What Is Albumin Blood Test or Serum Albumin Test? | Nutrition

Albumin Blood Test or Serum Albumin Test

Overview of an albumin blood test

An albumin blood test events the amount of albumin in your blood. Albumin is a protein made by your liver. Albumin helps keep fluid in the bloodstream so it doesn’t leak into other tissues. It also carries various materials throughout the body, including hormones, vitamins, and enzymes. Low albumin levels can indicate a problem with the liver or kidneys.

What is an albumin blood test used for?

An albumin blood test is a kind of liver function test. Liver function tests are blood tests that amount different enzymes and proteins in the liver, including albumin. An albumin test can also be part of a complete metabolic panel, a test that measures various substances in your blood. These substances include electrolytes, glucose, and proteins like albumin.

Why do I need an albumin blood test?

Your healthcare supplier may have ordered liver function tests or a complete metabolic panel, including albumin tests, as part of your steady checkup. You may also essential this test if you have symptoms of liver or kidney disease.

Symptoms of liver disease include:

  • Jaundice, a condition that causes the skin and eyes to turn yellow
  • Fatigue
  • Weightloss
  • Loss of appetite
  • Dark-colored urine
  • Pale colored stool

Symptoms of kidney disease include:

  • Swelling around the abdomen, thighs, or face
  • More frequent urination, especially at night
  • Foamy, bloody, or brown urine
  • Nausea
  • Skin itch

Procedure for an albumin blood test

Your healthcare provider draws a small sample of blood from your arm to use in the serum albumin test.

First, they use an alcohol swab or antiseptic cloth to clean your skin. They then tie a band around your upper arm so that your veins fill with blood. This helps them find a vein more easily.

Once they find a vein, the doctor inserts a needle that is attached to a vial and draws blood. They can fill one or more vials. They will send your blood sample to a lab for testing.

Preparation

Certain medications such as insulin, anabolic steroids, and growth hormones can affect the test results. Tell your doctor if you are taking medication.

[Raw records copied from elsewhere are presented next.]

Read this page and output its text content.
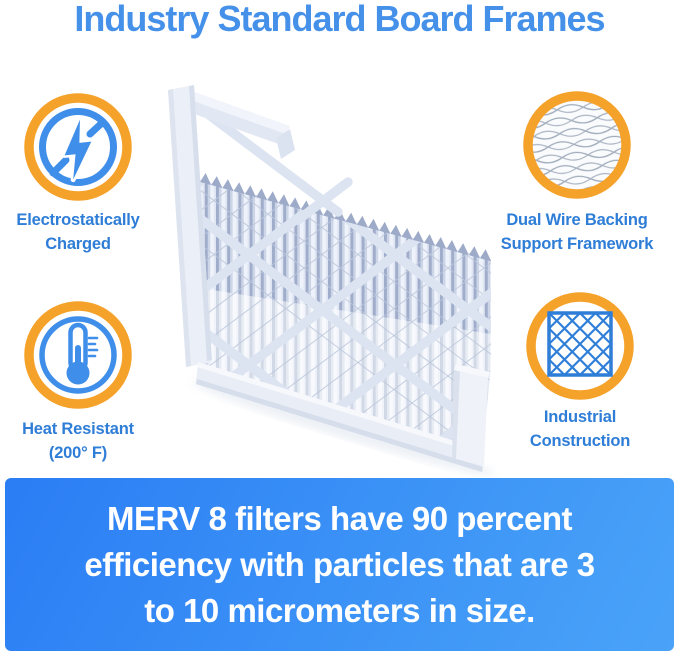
Industry Standard Board Frames
Electrostatically
Charged
Dual Wire Backing
Support Framework
Heat Resistant
(200° F)
Industrial
Construction
MERV 8 filters have 90 percent
efficiency with particles that are 3
to 10 micrometers in size.
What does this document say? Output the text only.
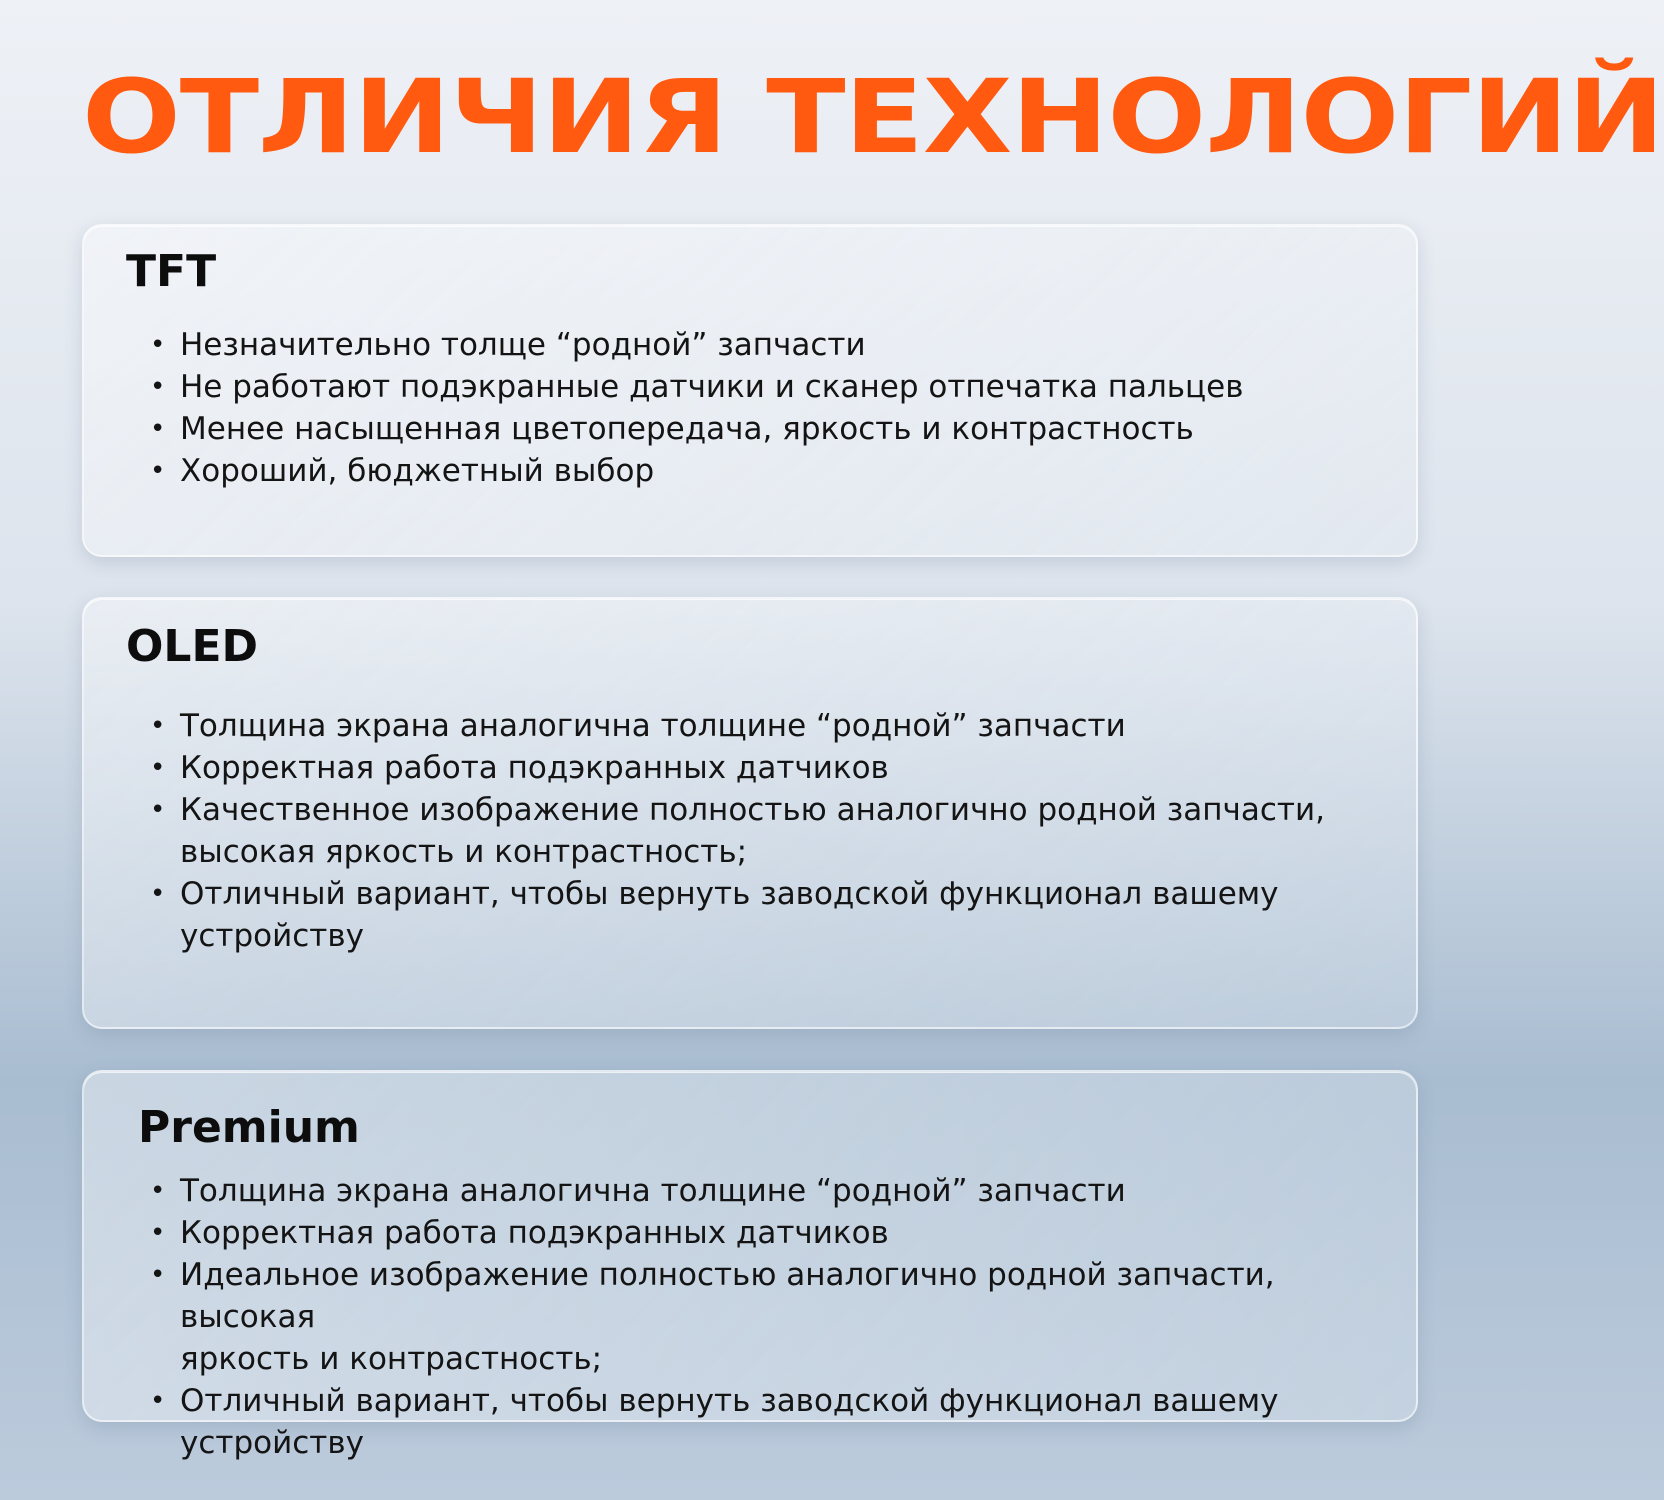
ОТЛИЧИЯ ТЕХНОЛОГИЙ
TFT
• Незначительно толще “родной” запчасти
• Не работают подэкранные датчики и сканер отпечатка пальцев
• Менее насыщенная цветопередача, яркость и контрастность
• Хороший, бюджетный выбор
OLED
• Толщина экрана аналогична толщине “родной” запчасти
• Корректная работа подэкранных датчиков
• Качественное изображение полностью аналогично родной запчасти,
высокая яркость и контрастность;
• Отличный вариант, чтобы вернуть заводской функционал вашему
устройству
Premium
• Толщина экрана аналогична толщине “родной” запчасти
• Корректная работа подэкранных датчиков
• Идеальное изображение полностью аналогично родной запчасти, высокая
яркость и контрастность;
• Отличный вариант, чтобы вернуть заводской функционал вашему
устройству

Your doctor may instruct you to change the dose of your medicine or to stop taking it before the test.

Do not make any changes to your medication or dosage unless your doctor tells you to.

Other than that, there is no need for you to take any additional steps before the serum albumin test.

How is this test done?

The test needs a blood sample, which is drawn finished a needle from a vein in your arm.

What could affect my test results?

Being dehydrated can cause higher levels of albumin. Certain medications can raise your albumin levels. These include insulin, steroids, and hormones.

If you are pregnant, your albumin heights may be lower. Medications, such as birth control pills, can also lower your albumin levels.

Albumin blood test risks

Captivating a blood sample with a needle carries risks that include bleeding, infection, bruising, or feeling faint. When the needle sticks your arm, you may feel a slight stinging or pain. Afterward, the site may be slightly sore.

There is little risk associated with having blood drawn. Veins and arteries differ in size from one person to add and from one side of the body to the other. Drawing blood from some people can be more difficult than from others.

Other risks related to having blood haggard are slight, but can include:

  • Excessive bleeding
  • Fainting or feeling dizzy
  • Multiple punctures to locate veins.
  • Hematoma (collection of blood under the skin)
  • Infection (a slight risk every time the skin is broken)

Considerations for an albumin blood test

If you are receiving large amounts of fluids through an IV, the results of this test may be inaccurate.

Albumin will decrease during pregnancy.

What do the results mean?

Since the serum albumin test is often one of several tests given at the same time, a doctor will interpret all the results together to determine if there are any underlying conditions.

Generally, the range of albumin in the blood is between 3.4 and 5.4 grams per deciliter.

When a person’s levels are found to be lower than the average range, it could indicate conditions, such as:

  • Crohn’s disease
  • liver disease
  • Celiac Disease
  • Inflammation
  • Poor nutrition
  • Shock
  • Nephritic or nephrotic syndrome

A doctor may order additional tests if he suspects liver disease to determine what type of disease is present.

Some possible types include:

  • Cirrhosis
  • Hepatitis
  • Hepatocellular necrosis
  • If albumin levels are found to be too high, it may indicate that a person is eating a high protein diet or is dehydrated.

When the results are obtained, a doctor will review them with the person and explain the results. Normal levels can vary from laboratory to laboratory. A doctor will be talented to interpret the results to determine if the consequences are within a normal range.